The researchers explained that to defeat the encryption used to protect communications, the attackers have to record the handshake messages between a client and server, then use the acquired data to initiate new handshakes to the same server and measure the time it takes for the server to respond to the operations involved in deriving the shared key.
“For each handshake, the attacker measures the response time of the server. For some modulus sizes, DH secrets with leading zeroes will result in a faster server KDF computation, and hence a shorter server response time.” continues the paper.

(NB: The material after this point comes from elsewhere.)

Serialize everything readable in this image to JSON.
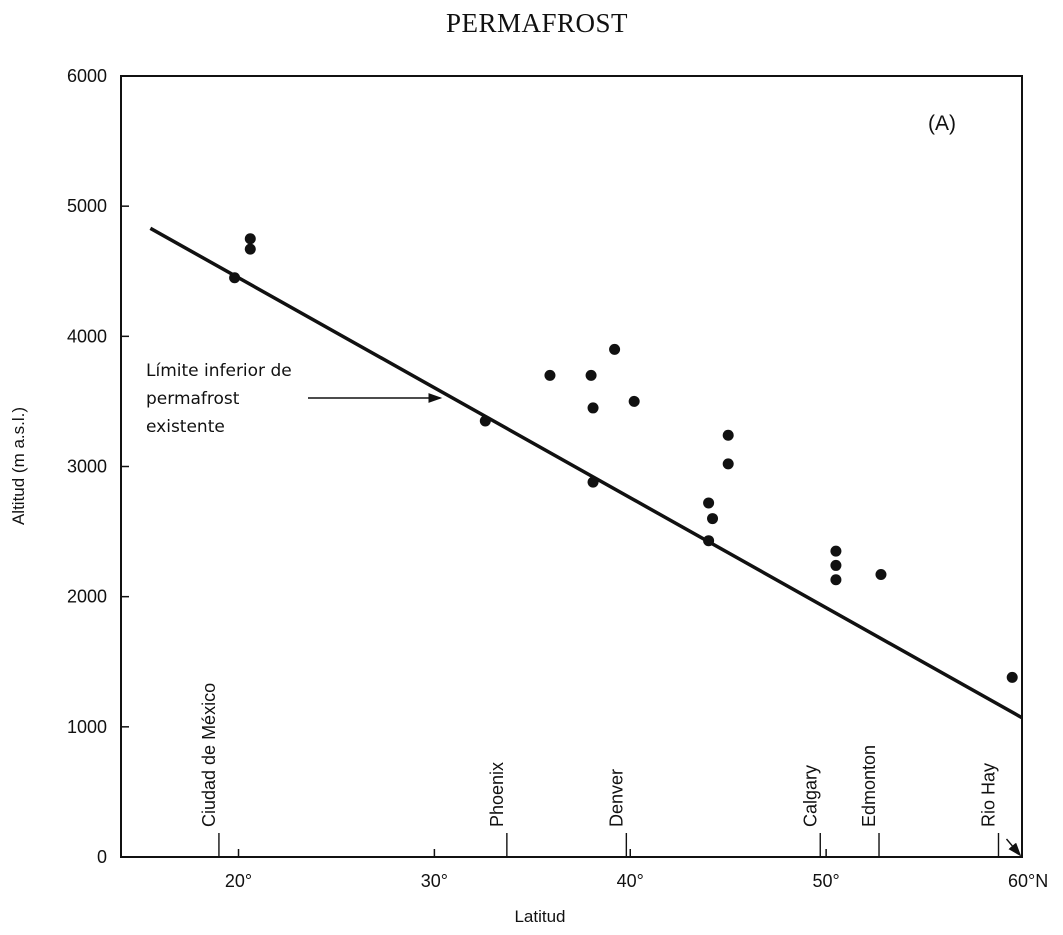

Assuming the above scenario, the attacker could decipher the secret key of the original handshake and use it to decrypt the TLS traffic.
The researchers explained that multiple older versions of F5 BIG-IP products are vulnerable to a variant of the attack (CVE-2020-5929) without resorting to timing measurements by directly observing the contents of server responses. Is TLS 1.3 also affected? The response is negative because in TLS 1.3, the leading zero bytes are preserved for DHE cipher suites and keys reuse is not allowed.
“However, there exists a variant of TLS 1.3, which explicitly allows key reuse (or even encourages it), called ETS or eTLS. If ephemeral keys get reused in either variant, they could lead to micro-architectural side channels, which could be exploited, although leading zero bytes are preserved. We recommend not using these variants.” state the researchers.
The good news is that F5, Microsoft, Mozilla, and OpenSSL have already released security patches to address the vulnerability.
“Our attack exploits the fact that servers may reuse the secret DH exponent for many sessions, thus forgoing forward secrecy,” the researchers concluded.
“In this context, Raccoon teaches a lesson for protocol security: For protocols where some cryptographic secrets can be continuously queried by one of the parties, the attack surface is made broader. The Raccoon attack showed that we should be careful when giving attackers access to such queries.”
The experts plan to release a tool to check if a server is vulnerable to Raccoon attack. Waiting for the tool, they recommend to use the Qualys’ SSL Server Test, in case the result of “DH public server param (Ys) reuse” is “yes” the server could be affected.